Boston, Nov. 12 - Agency spreads widened slightly on Friday as investors continued to take profit, echoing similar weakness in the Treasury market.

Bullet spreads eased out by about half to 1 basis point across the yield curve after investors returned from Thursday's Veterans Day holiday. Treasury yields also rose across most of the curve on Friday.

"Spreads are leaking a little wider," an agency trader said. "Swaps are out a little wider as well, but nonetheless spreads feel just a little heavy here."

Trading volumes continued to be on the slow end of the spectrum with the weekend approaching and the market still sluggish from the recent holiday.

"It's a slow week," the trader said.

Callable slowdown ahead

Callable activity has been slow, and could continue to quiet down as the end of the year approaches, the trader said.

The agencies could slow down their redemptions as the year winds down and rates back up, which could leave a glut of callable supply in the market.
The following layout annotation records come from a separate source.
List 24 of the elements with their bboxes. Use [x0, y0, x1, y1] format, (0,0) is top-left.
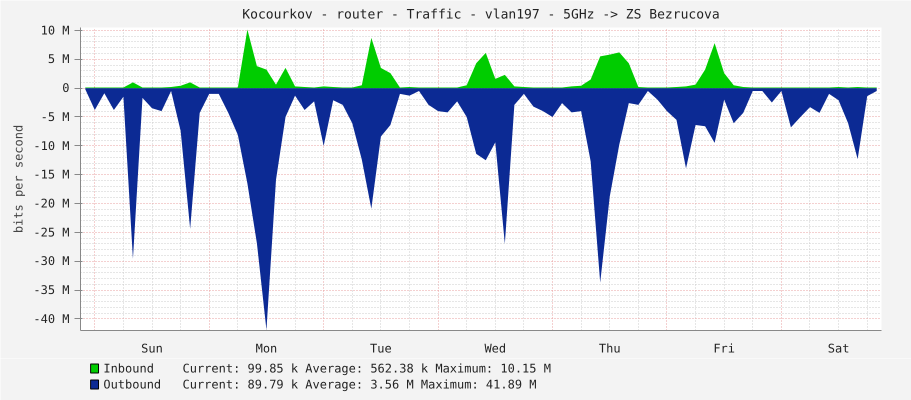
y-tick-label: -10 M	[33, 138, 70, 153]
y-tick-label: 5 M	[48, 52, 70, 66]
legend-label: Outbound	[103, 378, 162, 392]
y-tick-label: -25 M	[33, 225, 70, 240]
x-tick-label: Fri	[713, 342, 736, 356]
x-tick-label: Sun	[141, 342, 163, 356]
legend-label: Inbound	[103, 362, 154, 376]
y-axis-title: bits per second	[11, 124, 26, 234]
y-tick-label: -20 M	[33, 196, 70, 211]
y-tick-label: 10 M	[40, 23, 70, 38]
y-tick-label: -5 M	[40, 110, 70, 124]
x-tick-label: Tue	[370, 342, 392, 356]
y-tick-label: -30 M	[33, 254, 70, 268]
x-tick-label: Thu	[598, 342, 621, 356]
text: Current: 99.85 k Average: 562.38 k Maximum: 10.15 M	[182, 362, 551, 376]
chart-title: Kocourkov - router - Traffic - vlan197 - 5GHz -> ZS Bezrucova	[242, 8, 720, 22]
y-tick-label: -35 M	[33, 283, 70, 298]
y-tick-label: -40 M	[33, 312, 70, 326]
y-tick-label: -15 M	[33, 168, 70, 182]
x-tick-label: Mon	[256, 342, 278, 356]
y-tick-label: 0	[62, 81, 70, 96]
text: Current: 89.79 k Average: 3.56 M Maximum: 41.89 M	[182, 378, 537, 392]
x-tick-label: Wed	[484, 342, 506, 356]
x-tick-label: Sat	[828, 342, 850, 356]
"That's an interesting story," the trader said. "They're going to slow down redemptions with the back-up in the market, and that's going to be partially offset by the fact that volatility is so much higher. But I would expect call redemptions to slow significantly over the next few weeks."

But the impact of fewer redemptions on callable spreads remains to be seen.

"Yes, if there is more supply callable spreads would widen out, but I'm not sure the [government-sponsored enterprises] funding levels are going to widen as well," the trader said. "In fact, they're probably going to tighten."

Heading for normal

Agency spreads have been widening for most of the past week, but the market has not been weakening as much as it has been giving up recent tightening, the trader said.

"We were a little too tight to begin with," the trader said. "You had the two-years at max maturity trading at 7 bps over or something like that. There's just kind of not much upside there. We're now at more normalized levels."

The two-year spreads should not widen out by a lot more from current levels in the near term, unless some major news hits the tape, the trader said.

The Fannie Mae 1.625% five-year notes due October 2015 are hovering around 19.5 bps over Treasuries, and those could still ease out slightly after moving in over the past couple of weeks on optimism about the Federal Reserve's Treasury purchase program.

"I would expect the five-years to get back to the 20s, to be honest," the trader said, "not 29 bps, but more like 22 bps or 23 bps."